GiNN-BerlinKontor.—Fünfzehn Monate nach der mit nur noch 23 % der Wählerstimmen verlorenen Bundestagswahl sieht der SPD-Vorsitzende Sigmar GABRIEL die SPD wieder  im Aufschwung.  In aktuellen Meinungsumfragen seiem die Soziademokraten auf 28 % gestiegen. Auch sei die SPD  “programmatisch” nicht der Partei DIE LINKE und auch nicht dem BÜNDNIS 90/DIE GRÜNEN “nachgelaufen”, behauptete der SPD-Chef.
Im ZDF sagte Gabriel, die Menschen wünschten sich eine „vernünftige soziale Ordnung“ und fänden deshalb zur SPD zurück.  Gabriel sagte voraus, die SPD werde die Landtags-bzw. Bürgerschaftswahlen 2011 in Baden-Württemberg, Hamburg, Berlin und Mecklenburg-Vorpomern gewinnen.im kommenden Jahr.

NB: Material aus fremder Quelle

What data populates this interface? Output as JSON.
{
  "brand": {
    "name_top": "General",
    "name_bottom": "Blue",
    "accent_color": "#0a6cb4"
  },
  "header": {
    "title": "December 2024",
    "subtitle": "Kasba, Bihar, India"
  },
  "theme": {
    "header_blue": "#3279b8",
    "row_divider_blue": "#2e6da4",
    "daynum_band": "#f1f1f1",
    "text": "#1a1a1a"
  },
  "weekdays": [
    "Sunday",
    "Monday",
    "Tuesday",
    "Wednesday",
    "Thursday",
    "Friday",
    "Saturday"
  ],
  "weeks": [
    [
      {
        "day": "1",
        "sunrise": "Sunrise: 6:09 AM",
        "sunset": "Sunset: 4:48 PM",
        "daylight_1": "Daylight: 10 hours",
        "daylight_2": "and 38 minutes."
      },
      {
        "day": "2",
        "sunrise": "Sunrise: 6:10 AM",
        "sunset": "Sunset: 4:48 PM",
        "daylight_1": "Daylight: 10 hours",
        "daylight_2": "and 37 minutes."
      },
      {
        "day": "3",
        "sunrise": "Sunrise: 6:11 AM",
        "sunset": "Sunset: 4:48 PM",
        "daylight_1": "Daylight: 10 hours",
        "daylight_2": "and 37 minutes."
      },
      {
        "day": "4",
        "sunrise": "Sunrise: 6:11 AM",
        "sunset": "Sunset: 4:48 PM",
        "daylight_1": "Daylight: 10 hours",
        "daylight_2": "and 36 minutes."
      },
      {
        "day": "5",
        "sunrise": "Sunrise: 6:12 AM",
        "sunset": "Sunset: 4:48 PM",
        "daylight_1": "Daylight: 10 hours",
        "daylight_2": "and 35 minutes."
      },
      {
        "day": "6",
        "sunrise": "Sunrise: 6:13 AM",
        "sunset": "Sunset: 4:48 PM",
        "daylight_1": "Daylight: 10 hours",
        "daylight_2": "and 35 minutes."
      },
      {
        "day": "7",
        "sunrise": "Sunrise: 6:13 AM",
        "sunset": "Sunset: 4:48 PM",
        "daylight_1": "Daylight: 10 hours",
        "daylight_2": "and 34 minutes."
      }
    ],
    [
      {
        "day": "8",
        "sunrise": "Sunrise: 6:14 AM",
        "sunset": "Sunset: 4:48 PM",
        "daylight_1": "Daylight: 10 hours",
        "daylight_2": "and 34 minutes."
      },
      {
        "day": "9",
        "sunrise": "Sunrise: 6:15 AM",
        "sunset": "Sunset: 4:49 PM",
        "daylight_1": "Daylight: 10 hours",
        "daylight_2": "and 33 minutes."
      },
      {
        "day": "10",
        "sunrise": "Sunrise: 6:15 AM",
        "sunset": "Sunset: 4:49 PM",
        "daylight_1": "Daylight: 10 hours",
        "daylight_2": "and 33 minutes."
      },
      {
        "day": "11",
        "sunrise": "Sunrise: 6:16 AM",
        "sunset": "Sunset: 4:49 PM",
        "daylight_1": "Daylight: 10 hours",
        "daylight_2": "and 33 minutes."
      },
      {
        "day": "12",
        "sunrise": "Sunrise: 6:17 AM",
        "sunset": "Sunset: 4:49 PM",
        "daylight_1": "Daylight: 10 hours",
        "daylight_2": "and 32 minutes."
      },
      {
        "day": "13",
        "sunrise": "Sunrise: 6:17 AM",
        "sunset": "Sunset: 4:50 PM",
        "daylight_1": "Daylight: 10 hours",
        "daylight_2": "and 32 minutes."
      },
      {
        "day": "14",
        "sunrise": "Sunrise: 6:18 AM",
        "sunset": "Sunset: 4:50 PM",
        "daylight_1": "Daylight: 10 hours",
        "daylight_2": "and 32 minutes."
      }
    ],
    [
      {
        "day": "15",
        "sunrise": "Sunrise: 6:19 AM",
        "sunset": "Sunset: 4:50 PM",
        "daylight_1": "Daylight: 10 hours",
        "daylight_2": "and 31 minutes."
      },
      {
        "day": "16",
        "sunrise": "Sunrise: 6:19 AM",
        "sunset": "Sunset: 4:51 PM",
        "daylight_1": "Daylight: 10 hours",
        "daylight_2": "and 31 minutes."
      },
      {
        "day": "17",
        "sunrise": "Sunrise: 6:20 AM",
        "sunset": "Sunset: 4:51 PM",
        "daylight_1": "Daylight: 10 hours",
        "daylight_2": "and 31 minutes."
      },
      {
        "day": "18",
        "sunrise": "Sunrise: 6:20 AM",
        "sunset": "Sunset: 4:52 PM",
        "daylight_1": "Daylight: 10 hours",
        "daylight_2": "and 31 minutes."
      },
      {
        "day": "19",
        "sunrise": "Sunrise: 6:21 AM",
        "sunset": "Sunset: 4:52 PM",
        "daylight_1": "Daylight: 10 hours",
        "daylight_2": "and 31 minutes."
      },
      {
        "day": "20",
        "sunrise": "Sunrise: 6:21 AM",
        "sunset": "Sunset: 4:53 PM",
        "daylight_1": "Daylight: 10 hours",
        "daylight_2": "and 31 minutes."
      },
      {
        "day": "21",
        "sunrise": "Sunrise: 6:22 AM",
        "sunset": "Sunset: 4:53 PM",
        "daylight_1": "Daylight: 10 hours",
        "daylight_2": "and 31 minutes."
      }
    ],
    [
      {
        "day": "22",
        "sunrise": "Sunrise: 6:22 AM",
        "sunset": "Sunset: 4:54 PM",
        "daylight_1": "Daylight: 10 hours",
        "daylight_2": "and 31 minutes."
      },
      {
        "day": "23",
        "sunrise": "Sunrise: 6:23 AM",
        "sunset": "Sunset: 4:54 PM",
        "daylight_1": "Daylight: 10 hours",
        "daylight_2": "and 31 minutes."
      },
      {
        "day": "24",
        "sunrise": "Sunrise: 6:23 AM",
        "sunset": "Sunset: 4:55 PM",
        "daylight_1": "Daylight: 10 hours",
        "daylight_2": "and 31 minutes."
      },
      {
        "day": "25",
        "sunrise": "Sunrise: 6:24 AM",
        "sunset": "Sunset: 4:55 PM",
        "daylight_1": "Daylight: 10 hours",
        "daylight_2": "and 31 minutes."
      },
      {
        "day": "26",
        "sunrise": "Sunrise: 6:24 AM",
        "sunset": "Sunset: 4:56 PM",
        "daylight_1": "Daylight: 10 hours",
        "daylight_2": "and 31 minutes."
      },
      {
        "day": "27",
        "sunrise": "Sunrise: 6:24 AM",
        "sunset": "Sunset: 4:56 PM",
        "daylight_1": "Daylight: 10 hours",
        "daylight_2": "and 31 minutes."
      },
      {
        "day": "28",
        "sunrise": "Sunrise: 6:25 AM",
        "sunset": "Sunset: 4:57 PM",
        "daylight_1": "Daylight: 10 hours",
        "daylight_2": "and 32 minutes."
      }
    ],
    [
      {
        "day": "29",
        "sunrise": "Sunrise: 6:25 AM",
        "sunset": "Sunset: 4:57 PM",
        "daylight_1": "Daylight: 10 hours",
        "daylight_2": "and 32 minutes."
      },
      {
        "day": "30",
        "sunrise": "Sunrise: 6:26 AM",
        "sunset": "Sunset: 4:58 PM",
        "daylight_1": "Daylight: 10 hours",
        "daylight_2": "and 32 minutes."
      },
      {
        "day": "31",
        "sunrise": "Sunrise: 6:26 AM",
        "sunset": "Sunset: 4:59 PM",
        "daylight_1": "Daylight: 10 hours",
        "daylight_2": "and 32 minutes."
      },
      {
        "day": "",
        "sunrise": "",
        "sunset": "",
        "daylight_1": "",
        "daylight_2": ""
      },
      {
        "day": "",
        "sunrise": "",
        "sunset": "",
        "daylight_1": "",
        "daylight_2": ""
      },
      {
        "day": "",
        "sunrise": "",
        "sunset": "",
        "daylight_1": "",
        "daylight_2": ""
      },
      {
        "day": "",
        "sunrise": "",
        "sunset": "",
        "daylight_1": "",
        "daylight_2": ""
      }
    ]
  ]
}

Zum Streit über die Erhöhung der „Hartz IV“-Regelsätze sagte Gabriel, dass eine schnelle Einigung mit der CDU/CSU/FDP-geführten Bundesregierung möglich sei. “Wir wollen nicht über die Höhe feilschen.” Es gehe darum, dass die Berechnung und die Verwendung offengelegt werden. Das Geld dürfe nicht “verplempert” werden. Statt Geigenunterricht zu finanzieren, müssten dringend Sozialarbeiter an den Schulen eingestellt werden.

Die höheren Hartz-IV-Sätze – so der SPD-Vorsitzende – könnten auch ohne Verabschiedung des entsprechenden Gesetzes pünktlich ausgezahlt werden. „Für die Bundesregierung ist völlig klar, sie kann zum 1. Januar auszahlen, die fünf Euro, gegen die gibt es gar keinen Streit“, so Gabriel.

Für eine Zustimmung der SPD zur Hartz-IV-Neuregelung forderte Gabriel erneut  Zugeständnisse der Regierungsparteien. „Wir sind ganz schnell bereit, fertig zu werden. Sie soll zustimmen, dass wir wenigstens Sozialarbeiter an die Schulen bringen. Und schon sind wir fertig mit den Verhandlungen.“ Von der Leyen müsse zudem etwas gegen die „miserable Bezahlung in der Leiharbeit“ tun. Auch dies sei Bestandteil der Verhandlungen.

Die Vorsitzenden der Sozialisten, Gesine LÖTZSCH und Klaus ERNST, kritisierten die ergebnislosen Vermittlungen zur “Hartz-IV”-Reform. Sie bekräftigen die Forderung ihrer Partei nach einer “Überwindung des Hartz-IV-Systems”. Die Forderung nach einem Regelsatz von € 500 pro Monat und einem gesetzlichen Mindestlohn von € 10 Euro pro Stunde bis zum Ende der Legislatur sei  “richtig und gerecht”.

Das vorgesehene Bildungspaket für Kinder komme “auf jeden Fall”. Gerade der Streit über die mögliche Ausweitung des Pakets zeige die Einsicht der Opposition, dass dies der “richtige Weg” sei. “Auf diesem Gebiet können wir gut miteinander verhandeln”, sagte von der Leyen. Zugleich verteidigte die Ministerin die Einrichtung von 1300 zusätzlichen Beamtenstellen, um das Hartz-IV-Paket umzusetzen. “Das ist gut investiertes Geld in Menschen, die sich um Kinder kümmern. Das setze ich gerne ein.”

Arbeitsministerin Ursula VON DER LEYEN (CDU) sprach sich erneut gegen eine Verknüpfung von Ganztagsunterricht mit der “Hartz-IV”-Reform aus. Sie sei für Ganztagsschulen, die seien aber Aufgabe der Länder. “Wir sind jetzt nicht in den Hartz-IV-Gesetzen dazu da, die gesamten Bildungsaufgaben der Länder plötzlich zu kapern, sondern um uns um Hartz IV zu kümmern.” Eine von der Opposition geforderte Verknüpfung der Reform mit Regelungen über einen flächendeckenden Mindestlohn bezeichnete sie als “utopische Mondforderungen”.